Lorelei Brush
Lorelei Brush holds two doctoral degrees, both of which inform her writing. The first is in Developmental Psychology, the study of human beings as they grow from birth to death. For more than thirty years, Dr. Brush used her knowledge in this field to research and evaluate children’s learning. Her two non-fiction books address the specific issue of girls’ participation in mathematics .

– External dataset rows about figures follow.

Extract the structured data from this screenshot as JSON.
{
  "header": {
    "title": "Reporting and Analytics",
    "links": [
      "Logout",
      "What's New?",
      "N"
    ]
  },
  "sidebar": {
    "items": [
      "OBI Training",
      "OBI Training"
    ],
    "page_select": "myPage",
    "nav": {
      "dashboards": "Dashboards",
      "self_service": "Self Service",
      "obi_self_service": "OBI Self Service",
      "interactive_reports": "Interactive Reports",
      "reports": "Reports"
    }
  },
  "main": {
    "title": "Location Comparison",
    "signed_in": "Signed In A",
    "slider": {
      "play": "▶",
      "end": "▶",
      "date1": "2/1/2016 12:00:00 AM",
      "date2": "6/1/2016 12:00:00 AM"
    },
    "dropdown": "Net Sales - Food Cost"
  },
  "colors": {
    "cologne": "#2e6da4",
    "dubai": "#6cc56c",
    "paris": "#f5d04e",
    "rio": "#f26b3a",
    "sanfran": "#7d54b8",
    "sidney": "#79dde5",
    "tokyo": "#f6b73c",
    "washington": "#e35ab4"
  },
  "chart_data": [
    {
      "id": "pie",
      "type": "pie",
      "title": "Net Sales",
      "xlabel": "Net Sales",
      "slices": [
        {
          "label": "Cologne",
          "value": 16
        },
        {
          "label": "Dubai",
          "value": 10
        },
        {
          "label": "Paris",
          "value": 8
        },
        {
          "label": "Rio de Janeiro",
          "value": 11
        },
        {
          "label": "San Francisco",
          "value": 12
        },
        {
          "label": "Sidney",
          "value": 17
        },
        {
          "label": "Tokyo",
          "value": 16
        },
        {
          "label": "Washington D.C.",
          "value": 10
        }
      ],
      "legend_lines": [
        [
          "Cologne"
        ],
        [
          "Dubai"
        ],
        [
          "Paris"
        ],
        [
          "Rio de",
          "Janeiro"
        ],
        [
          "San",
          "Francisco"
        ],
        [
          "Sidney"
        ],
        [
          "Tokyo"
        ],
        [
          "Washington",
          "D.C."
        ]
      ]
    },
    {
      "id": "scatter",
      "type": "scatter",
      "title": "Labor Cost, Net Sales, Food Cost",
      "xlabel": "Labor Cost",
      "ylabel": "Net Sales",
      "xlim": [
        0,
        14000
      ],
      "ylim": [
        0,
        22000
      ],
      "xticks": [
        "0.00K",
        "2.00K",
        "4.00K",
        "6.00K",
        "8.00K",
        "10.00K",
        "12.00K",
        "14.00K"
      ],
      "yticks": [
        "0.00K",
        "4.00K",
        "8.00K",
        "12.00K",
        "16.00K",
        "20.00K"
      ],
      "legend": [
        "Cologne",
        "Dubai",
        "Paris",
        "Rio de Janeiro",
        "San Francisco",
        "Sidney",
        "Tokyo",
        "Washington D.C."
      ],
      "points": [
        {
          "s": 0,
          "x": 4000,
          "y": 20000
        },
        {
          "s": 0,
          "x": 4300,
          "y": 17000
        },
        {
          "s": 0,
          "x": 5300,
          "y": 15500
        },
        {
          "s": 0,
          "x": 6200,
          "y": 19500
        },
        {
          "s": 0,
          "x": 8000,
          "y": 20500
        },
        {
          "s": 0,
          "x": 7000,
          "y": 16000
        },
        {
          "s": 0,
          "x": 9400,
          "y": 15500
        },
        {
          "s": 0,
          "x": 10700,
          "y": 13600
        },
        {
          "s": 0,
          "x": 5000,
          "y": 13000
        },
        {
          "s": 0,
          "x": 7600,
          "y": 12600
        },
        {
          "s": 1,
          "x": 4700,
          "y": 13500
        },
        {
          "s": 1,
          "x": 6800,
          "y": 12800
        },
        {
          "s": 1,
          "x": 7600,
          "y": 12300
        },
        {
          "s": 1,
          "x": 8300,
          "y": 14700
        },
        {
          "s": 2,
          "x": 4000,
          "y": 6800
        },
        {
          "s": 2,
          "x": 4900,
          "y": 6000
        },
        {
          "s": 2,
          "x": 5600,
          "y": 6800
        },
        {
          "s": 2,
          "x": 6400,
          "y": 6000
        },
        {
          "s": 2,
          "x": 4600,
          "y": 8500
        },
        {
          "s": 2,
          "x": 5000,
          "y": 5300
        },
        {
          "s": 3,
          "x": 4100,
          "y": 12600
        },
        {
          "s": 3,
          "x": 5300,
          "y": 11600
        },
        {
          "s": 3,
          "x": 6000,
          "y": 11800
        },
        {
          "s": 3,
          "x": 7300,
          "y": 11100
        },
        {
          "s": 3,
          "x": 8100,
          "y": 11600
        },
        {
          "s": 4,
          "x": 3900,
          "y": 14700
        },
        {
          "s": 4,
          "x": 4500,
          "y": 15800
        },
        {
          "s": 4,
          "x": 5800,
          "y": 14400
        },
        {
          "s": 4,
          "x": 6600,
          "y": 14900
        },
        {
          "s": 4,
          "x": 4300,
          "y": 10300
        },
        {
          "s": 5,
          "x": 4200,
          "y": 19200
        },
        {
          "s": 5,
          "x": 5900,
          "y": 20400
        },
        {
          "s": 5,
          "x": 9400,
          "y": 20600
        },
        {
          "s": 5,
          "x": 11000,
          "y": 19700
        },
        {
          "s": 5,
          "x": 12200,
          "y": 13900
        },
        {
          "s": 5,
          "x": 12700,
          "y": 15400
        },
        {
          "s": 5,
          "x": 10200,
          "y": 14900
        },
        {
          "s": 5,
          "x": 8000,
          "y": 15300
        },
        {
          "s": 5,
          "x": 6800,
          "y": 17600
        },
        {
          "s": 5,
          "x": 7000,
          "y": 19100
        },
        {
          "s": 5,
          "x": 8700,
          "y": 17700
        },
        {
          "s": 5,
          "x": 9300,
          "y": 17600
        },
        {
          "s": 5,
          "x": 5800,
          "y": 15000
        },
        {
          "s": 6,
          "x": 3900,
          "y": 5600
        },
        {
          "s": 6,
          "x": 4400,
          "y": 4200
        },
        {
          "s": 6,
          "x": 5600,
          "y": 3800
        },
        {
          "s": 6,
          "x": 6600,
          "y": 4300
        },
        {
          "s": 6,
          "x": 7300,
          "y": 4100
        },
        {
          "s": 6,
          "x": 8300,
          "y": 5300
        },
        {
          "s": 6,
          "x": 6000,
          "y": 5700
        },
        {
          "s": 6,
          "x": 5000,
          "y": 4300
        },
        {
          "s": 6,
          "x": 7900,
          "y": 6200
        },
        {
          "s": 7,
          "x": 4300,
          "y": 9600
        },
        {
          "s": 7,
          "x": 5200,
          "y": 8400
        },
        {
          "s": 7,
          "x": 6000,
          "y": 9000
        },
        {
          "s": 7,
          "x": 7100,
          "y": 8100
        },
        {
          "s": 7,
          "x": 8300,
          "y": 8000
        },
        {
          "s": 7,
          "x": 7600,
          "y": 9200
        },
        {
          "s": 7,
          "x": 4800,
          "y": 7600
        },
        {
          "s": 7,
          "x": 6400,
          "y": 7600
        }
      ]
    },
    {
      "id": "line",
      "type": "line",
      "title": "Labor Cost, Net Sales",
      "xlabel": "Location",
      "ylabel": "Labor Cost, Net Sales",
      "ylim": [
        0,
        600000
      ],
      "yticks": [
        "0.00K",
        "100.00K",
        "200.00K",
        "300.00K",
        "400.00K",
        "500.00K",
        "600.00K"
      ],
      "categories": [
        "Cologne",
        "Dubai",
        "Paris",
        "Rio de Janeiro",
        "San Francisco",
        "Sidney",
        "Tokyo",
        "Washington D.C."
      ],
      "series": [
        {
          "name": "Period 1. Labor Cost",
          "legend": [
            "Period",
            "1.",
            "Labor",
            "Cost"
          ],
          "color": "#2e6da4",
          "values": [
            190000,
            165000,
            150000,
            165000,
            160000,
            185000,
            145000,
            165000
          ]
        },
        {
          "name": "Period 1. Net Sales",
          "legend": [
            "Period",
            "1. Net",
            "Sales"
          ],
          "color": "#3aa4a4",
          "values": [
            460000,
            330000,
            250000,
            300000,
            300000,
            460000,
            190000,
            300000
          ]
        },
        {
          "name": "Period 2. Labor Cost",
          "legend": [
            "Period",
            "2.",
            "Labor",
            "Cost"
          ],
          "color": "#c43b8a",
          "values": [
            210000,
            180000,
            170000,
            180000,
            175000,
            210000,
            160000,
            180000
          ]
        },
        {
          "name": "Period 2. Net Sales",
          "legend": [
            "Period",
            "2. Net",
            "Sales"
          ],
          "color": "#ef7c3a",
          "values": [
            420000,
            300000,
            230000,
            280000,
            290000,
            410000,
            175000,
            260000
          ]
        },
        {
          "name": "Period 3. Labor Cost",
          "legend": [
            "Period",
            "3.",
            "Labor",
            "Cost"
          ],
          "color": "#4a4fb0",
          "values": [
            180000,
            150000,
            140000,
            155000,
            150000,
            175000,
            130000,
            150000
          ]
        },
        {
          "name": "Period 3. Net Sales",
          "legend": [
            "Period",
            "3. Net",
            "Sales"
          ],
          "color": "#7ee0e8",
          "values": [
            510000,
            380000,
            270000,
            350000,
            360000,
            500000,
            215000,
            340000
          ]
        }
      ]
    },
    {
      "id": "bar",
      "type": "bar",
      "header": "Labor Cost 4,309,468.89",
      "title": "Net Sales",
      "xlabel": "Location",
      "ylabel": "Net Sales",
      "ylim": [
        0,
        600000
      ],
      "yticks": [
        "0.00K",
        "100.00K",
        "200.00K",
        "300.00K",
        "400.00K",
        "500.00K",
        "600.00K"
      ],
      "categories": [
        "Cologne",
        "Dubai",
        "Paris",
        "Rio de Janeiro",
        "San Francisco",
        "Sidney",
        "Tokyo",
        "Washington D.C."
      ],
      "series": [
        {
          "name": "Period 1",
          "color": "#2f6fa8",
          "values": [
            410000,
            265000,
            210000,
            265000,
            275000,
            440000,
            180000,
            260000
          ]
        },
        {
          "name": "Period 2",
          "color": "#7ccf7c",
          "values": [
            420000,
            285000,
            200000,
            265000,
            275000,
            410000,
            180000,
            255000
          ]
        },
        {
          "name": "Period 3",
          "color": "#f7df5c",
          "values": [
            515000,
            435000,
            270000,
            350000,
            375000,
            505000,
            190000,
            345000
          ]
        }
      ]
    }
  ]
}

Since 1996, Dr. Brush has worked in international education, spending 2006 to 2008 managing a large USAID-funded education project in the northwestern part of Pakistan, an area that was seriously affected by an earthquake in October 2005. During her years abroad, she directed a staff of about two hundred seventy and completed her Doctor of Ministry degree, which included an intensive study of Islam. The Pakistani women with whom she worked inspired her first novel, Uncovering, a tale of a group of Pakistani women confronted with the severe restrictions of fundamentalist Islam.
Along with two gentle cats, she lives outside of Washington, D.C. in a community of good neighbors, friends, and fellow writers. Like so many empty nesters, she loves her short, intense visits with her son (a sommelier) and his fiancée, her stepdaughter who found her French husband during her junior year abroad, and her three French grandsons. In her spare time she reads novels, sings alto with a chorus, hikes, cares for her flower and vegetable gardens, and shows up for healthy workouts at the gym.
1. Lorelei R. Brush, Encouraging Girls in Mathematics: The Problem and the Solution. Cambridge, MA: Abt Books, 1980; and S.F. Chipman, L. R. Brush, & D. M. Wilson, Women and Mathematics: Balancing the Equation. Hillsdale, NJ: Lawrence Erlbaum Associates, 1985.